Recently, Butch Harmon shared on the Son of a Butch podcast how he approached Fleetwood’s swing after the two began working together in 2023. “You know my process is to never take away something that’s there naturally. His swing is going to be his swing. I’ve taught you to do that when you teach, and we’re very good at doing that. I’m not trying to create a brand new swing. Tommy’s swing was Tommy’s swing,” Harmon began.“The problem with Tommy’s swing with the… the reason the irons were so good, Claude, cuz his swing is short, the motion is shorter, and the width at the top, he can get the club down in front of him more. His swing with the driver is much longer,” he added, speaking of the difference between Fleetwood’s iron play and his driving.
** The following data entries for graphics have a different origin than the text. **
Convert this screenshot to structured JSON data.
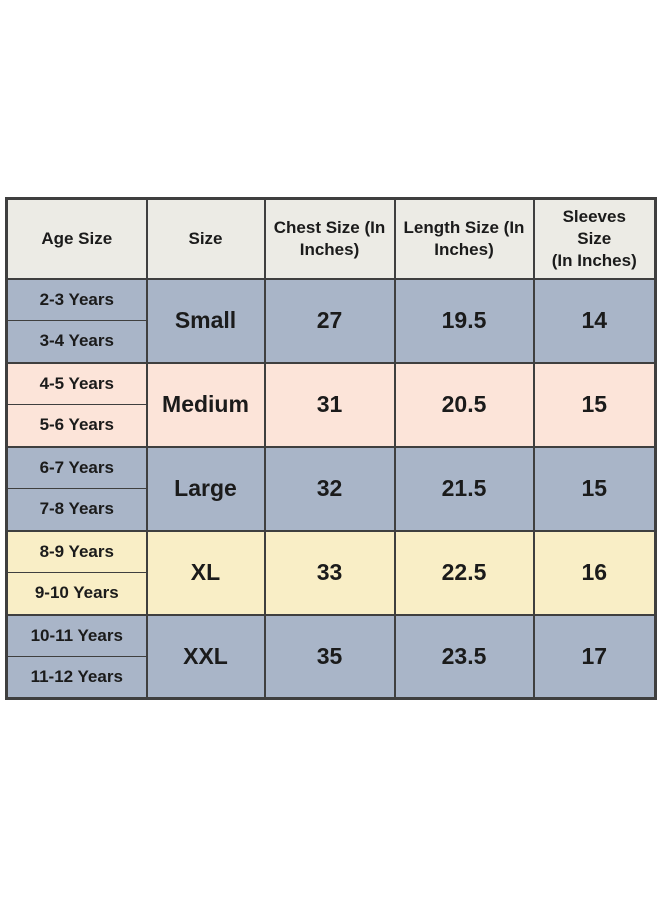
{
  "colors": {
    "page_bg": "#ffffff",
    "border": "#3f3f3f",
    "header_bg": "#ecebe5",
    "section_blue_bg": "#a9b5c8",
    "section_pink_bg": "#fce4d9",
    "section_yellow_bg": "#f9eec6",
    "text": "#1b1b1b"
  },
  "table": {
    "headers": [
      "Age Size",
      "Size",
      "Chest Size (In\nInches)",
      "Length Size (In\nInches)",
      "Sleeves\nSize\n(In Inches)"
    ],
    "sections": [
      {
        "ages": [
          "2-3 Years",
          "3-4 Years"
        ],
        "size": "Small",
        "chest": "27",
        "length": "19.5",
        "sleeves": "14",
        "bg": "blue"
      },
      {
        "ages": [
          "4-5 Years",
          "5-6 Years"
        ],
        "size": "Medium",
        "chest": "31",
        "length": "20.5",
        "sleeves": "15",
        "bg": "pink"
      },
      {
        "ages": [
          "6-7 Years",
          "7-8 Years"
        ],
        "size": "Large",
        "chest": "32",
        "length": "21.5",
        "sleeves": "15",
        "bg": "blue"
      },
      {
        "ages": [
          "8-9 Years",
          "9-10 Years"
        ],
        "size": "XL",
        "chest": "33",
        "length": "22.5",
        "sleeves": "16",
        "bg": "yellow"
      },
      {
        "ages": [
          "10-11 Years",
          "11-12 Years"
        ],
        "size": "XXL",
        "chest": "35",
        "length": "23.5",
        "sleeves": "17",
        "bg": "blue"
      }
    ]
  },
  "chart_data": {
    "type": "table",
    "title": "Kids garment size chart",
    "columns": [
      "Age Size",
      "Size",
      "Chest Size (In Inches)",
      "Length Size (In Inches)",
      "Sleeves Size (In Inches)"
    ],
    "rows": [
      [
        "2-3 Years",
        "Small",
        27,
        19.5,
        14
      ],
      [
        "3-4 Years",
        "Small",
        27,
        19.5,
        14
      ],
      [
        "4-5 Years",
        "Medium",
        31,
        20.5,
        15
      ],
      [
        "5-6 Years",
        "Medium",
        31,
        20.5,
        15
      ],
      [
        "6-7 Years",
        "Large",
        32,
        21.5,
        15
      ],
      [
        "7-8 Years",
        "Large",
        32,
        21.5,
        15
      ],
      [
        "8-9 Years",
        "XL",
        33,
        22.5,
        16
      ],
      [
        "9-10 Years",
        "XL",
        33,
        22.5,
        16
      ],
      [
        "10-11 Years",
        "XXL",
        35,
        23.5,
        17
      ],
      [
        "11-12 Years",
        "XXL",
        35,
        23.5,
        17
      ]
    ],
    "merged_cells": "Size, Chest, Length and Sleeves values each span two consecutive age rows",
    "layout": "header row gray; sections colored blue/pink/blue/yellow/blue; dark 2-3px grid borders"
  }
}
“And when it got longer, he collapsed a little at the top, and he got close to the head, and when he started down, he was very narrow. And when you’re narrow, you’ve got to back up to spine and hit it, and you’re a drawer of the golf ball, that’s going to bring in the flip on the edge stuff,” Harmon added, speaking of how it resulted in bad drives. To fix that, Harmon turned to one of his most trusted and grueling drills. One that Tiger Woods, even during his prime, loathed. “We worked very hard on a drill that I did with Tiger on all those years, where you go to the top and stop. And I would tell him to go and hit balls, and we’ve done that for hours at a time,” Harmon continued.
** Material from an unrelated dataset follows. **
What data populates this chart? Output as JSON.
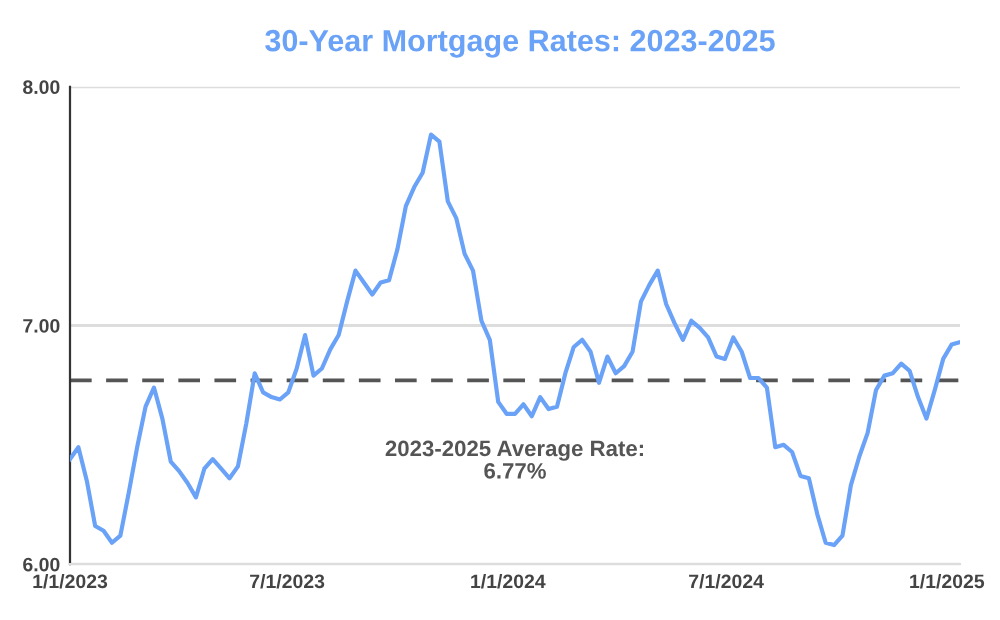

This drill, which Tiger Woods hated, helped him fix one of the biggest flaws in his swing — a problem familiar to many pros, where they get stuck on the downswing. Woods himself broke down the origins of this drill in the September 2000 cover story for Golf Digest — “One of the problems I had when I first turned pro was getting in a ‘stuck’ position on the downswing,” Woods explained. “The club would get behind me, and I would then have to try to square it at impact with my hands. Sometimes I could, other times I couldn’t, and the ball would fly anywhere.”
To correct it, Woods and Harmon focused on syncing up his arms and lower body, training him to let his arms fall as his weight transfers to his left side. That kept his arms in front of him, avoiding the stuck position that Fleetwood is a victim of as well. “This is a drill he’d make me do for hours upon hours, I’d be out there sweating in 100 degrees,” Woods said in his Golf Channel Academy Live segment in 2023. “I couldn’t stand it. I still can’t stand it. I hated doing it, but I knew it was something I needed to do in order to feel where I wanted to put my arms,” he added.
Here’s an incredible clip of a 24 yr old Tiger Woods and his then coach Butch Harmon talking about doing a simple drill for hrs upon hrs.
Here’s what Harmon had to say:
“Here’s the guy thats the best player in the world who hits more balls than anyone on the planet, and its… pic.twitter.com/SYZBVxqsRe
— Triple Net Investor (@TripleNetInvest) October 9, 2023
This is the same drill Fleetwood now works on, one that Woods hated, but it worked for him as he went on to win eight majors under Harmon’s tutelage, including the legendary “Tiger Slam” from 2000 to 2001. Now, a generation later, the same drill and the same teacher have helped guide Tommy Fleetwood to a career-defining breakthrough.
Tommy Fleetwood and Butch Harmon’s partnership
When Tommy Fleetwood joined forces with Butch Harmon in 2023, it wasn’t just a coaching change; it was the beginning of a quiet transformation that would redefine his career. In 2021, Fleetwood was ranked a distant 105th in overall strokes gained. A solid leap to 23rd in 2022 hinted at progress, but it was in 2023, the year he began working with Harmon, that everything clicked. Fleetwood surged to 5th in strokes gained, recorded nine top-10 finishes, and came agonizingly close to victory at the RBC Canadian Open.
Butch Harmon, the legendary coach behind some of golf’s greatest champions, brought more than just experience — he brought clarity. Rather than rebuild Fleetwood’s swing, Harmon honed in on the details, fixing subtle flaws without stripping away the natural rhythm. And from the moment they teamed up, the results were immediate. In 2025, Fleetwood has delivered eight top-10 finishes and found his peak form at the perfect time — placing inside the top five in every FedEx Cup Playoff event before finally capturing his first PGA Tour win at East Lake. It was a breakthrough years in the making, driven by perseverance, patience, and also because of Harmon’s timeless coaching methods.